Жанна Купреич с неприязнью чувствует добровольную опеку, которую взяли над ней друзья, и это раздражает ее, хотя она больше всего боится разочаровать их своим особенным вниманием к новенькому. Боится предстать перед ними слишком легкомысленной для своих лет, ибо она старше всех, кто собрался у нее, о чем ей горько подумать. Она вскрикнуть готова, топнуть в негодовании ножкой и как-нибудь так распорядиться собою, чтобы никто не посмел посмотреть на нее косо. «Какое им дело! Какое дело! — крутится в голове. — Что им за дело! Кто их просит?»
Выручает зашедший на огонек старый сосед Жанны Купреич. Рукастый, волосатый, всклокоченный, он похож на пальму в кадке, пыльную, полуживую, скучную. Лет ему, наверное, сто.
— Крови не будет, нет… — ворчит он. — Будет пепел, если развяжется война. Один пепел… — Усаживается на диван, продолжая ворчать: — Может быть, осел поступает по-своему логичнее человека, потерявшего рассудок… Но человек остается человеком, потерявшим рассудок, а осел ослом, даже если поступки его логичнее последнего… Как бы не так! Человек, потерявший рассудок, — это осел, но не только упрямый, но и опасный. Надо это, наконец, понять! Что, Жанночка, самовар пуст? Или остыл?

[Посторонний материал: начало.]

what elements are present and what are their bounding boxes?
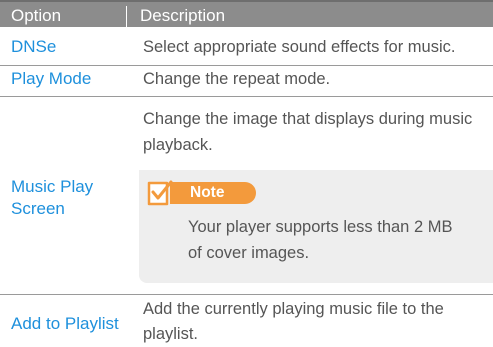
description-dnse: Select appropriate sound effects for mus… xyxy=(143,38,456,56)
table-header: Option Description xyxy=(0,0,493,27)
option-music-play-screen-line1: Music Play xyxy=(11,177,94,196)
row-divider xyxy=(0,294,493,295)
description-music-play-screen-line2: playback. xyxy=(143,136,213,154)
note-text-line2: of cover images. xyxy=(188,244,310,262)
description-music-play-screen-line1: Change the image that displays during mu… xyxy=(143,110,473,128)
option-music-play-screen-line2: Screen xyxy=(11,199,65,218)
header-option: Option xyxy=(11,6,62,25)
header-description: Description xyxy=(140,6,226,25)
description-play-mode: Change the repeat mode. xyxy=(143,70,331,88)
options-table: Option Description DNSe Select appropria… xyxy=(0,0,493,347)
option-dnse: DNSe xyxy=(11,37,57,56)
note-label: Note xyxy=(190,184,225,201)
note-check-icon xyxy=(147,180,173,206)
header-divider xyxy=(126,6,127,27)
row-divider xyxy=(0,96,493,97)
description-add-to-playlist-line2: playlist. xyxy=(143,325,199,343)
description-add-to-playlist-line1: Add the currently playing music file to … xyxy=(143,300,444,318)
option-add-to-playlist: Add to Playlist xyxy=(11,314,119,333)
note-text-line1: Your player supports less than 2 MB xyxy=(188,218,453,236)
option-play-mode: Play Mode xyxy=(11,69,92,88)
row-divider xyxy=(0,65,493,66)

— Остыл, Вячеслав Иванович, да и пуст тоже.
Все с почтением смотрят на старца, ждут от него чего-то — то ли слова, то ли действия, но, не дождавшись, Антонов спрашивает вежливо и громко, как спрашивают у глуховатых людей:
— Есть что в театре смотреть?
— Я бы не сказал, — отвечает старец.
Он зол и ворчлив, словно бы все, ради чего он старался в жизни, ради чего тратил силы и здоровье, — все это превратилось в туман, в безделицу, потому что его сверстники — люди, с которыми он жил и как бы невольно состязался, добиваясь первенства и успеха, стали дряхлыми стариками, равнодушными к славе, или умерли. А молодые, которые теперь воздавали ему по заслугам, — они ему были малоинтересны и даже вроде бы неприятны, ибо он знал, как они ошибаются, думая о нем, что он счастлив и доволен судьбой.